Paul Grüninger was a Swiss police commander who saved about 3,600 Jewish refugees during World War II by backdating their visas and falsifying other documents to indicate they had entered Switzerland when legal entry of refugees was still possible.

Despite the nobility of his actions, Paul faced severe consequences. In 1939, he was dismissed from his position and lost his police rank and all pension rights. In 1940, he was tried and found guilty of fraud, which led to a period of imprisonment and a fine. He struggled to make a living for the rest of his life due to his criminal record in Switzerland.
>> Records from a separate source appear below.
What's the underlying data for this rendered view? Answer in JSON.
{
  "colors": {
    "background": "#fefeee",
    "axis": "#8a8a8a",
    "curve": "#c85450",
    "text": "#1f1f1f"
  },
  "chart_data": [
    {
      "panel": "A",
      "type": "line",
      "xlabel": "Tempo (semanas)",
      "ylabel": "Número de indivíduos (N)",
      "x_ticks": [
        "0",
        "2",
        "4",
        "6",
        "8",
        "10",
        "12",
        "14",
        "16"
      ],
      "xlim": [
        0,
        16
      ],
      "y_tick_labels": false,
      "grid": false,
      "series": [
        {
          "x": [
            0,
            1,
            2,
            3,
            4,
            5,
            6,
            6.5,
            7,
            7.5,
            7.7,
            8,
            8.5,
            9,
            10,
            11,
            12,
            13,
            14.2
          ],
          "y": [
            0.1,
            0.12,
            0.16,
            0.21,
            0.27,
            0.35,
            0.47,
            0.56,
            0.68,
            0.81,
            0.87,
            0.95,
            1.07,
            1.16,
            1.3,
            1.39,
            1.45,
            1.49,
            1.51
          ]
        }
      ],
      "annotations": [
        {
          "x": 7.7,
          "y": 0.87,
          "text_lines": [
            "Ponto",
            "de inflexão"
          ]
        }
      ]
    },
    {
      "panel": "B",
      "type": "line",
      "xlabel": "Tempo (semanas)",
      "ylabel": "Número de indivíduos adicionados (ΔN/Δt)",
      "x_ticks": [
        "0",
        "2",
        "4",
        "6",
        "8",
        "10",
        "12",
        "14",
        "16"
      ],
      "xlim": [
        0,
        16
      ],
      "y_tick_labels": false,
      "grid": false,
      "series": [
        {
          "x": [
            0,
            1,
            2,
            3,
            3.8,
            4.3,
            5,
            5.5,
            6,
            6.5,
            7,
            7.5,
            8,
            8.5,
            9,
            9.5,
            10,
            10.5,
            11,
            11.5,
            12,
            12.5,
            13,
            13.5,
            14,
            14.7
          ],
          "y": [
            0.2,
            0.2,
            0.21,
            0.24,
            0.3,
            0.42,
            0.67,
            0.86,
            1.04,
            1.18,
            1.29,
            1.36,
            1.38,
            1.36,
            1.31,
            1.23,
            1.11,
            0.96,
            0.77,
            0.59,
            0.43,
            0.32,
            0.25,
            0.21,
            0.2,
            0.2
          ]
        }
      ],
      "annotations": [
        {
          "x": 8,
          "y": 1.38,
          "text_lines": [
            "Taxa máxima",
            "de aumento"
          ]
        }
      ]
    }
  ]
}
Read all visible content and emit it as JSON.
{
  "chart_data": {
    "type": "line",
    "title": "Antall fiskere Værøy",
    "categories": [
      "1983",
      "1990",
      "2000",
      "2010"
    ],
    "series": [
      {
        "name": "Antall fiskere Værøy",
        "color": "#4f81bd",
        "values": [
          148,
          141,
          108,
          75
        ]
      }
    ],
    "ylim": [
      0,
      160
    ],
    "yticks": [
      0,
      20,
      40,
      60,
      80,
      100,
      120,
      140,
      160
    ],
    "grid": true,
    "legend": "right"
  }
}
When reflecting back on his decisions later in life, he said “It was basically a question of saving human lives threatened with death. How could I then seriously consider bureaucratic schemes and calculations.”

In 1972, Paul passed away in poverty. However, his actions and sacrifices were posthumously recognized: In 1995, fifty years after World War II and twenty-three years after his death, he was absolved of all charges after his trial was reopened.

The following year, in 1996, the Swiss government fully rehabilitated him. Paul was also recognized as one of the Righteous Among the Nations by the Yad Vashem Holocaust Memorial Foundation in 1971, acknowledging his extraordinary efforts to save Jewish lives during one of history’s darkest periods.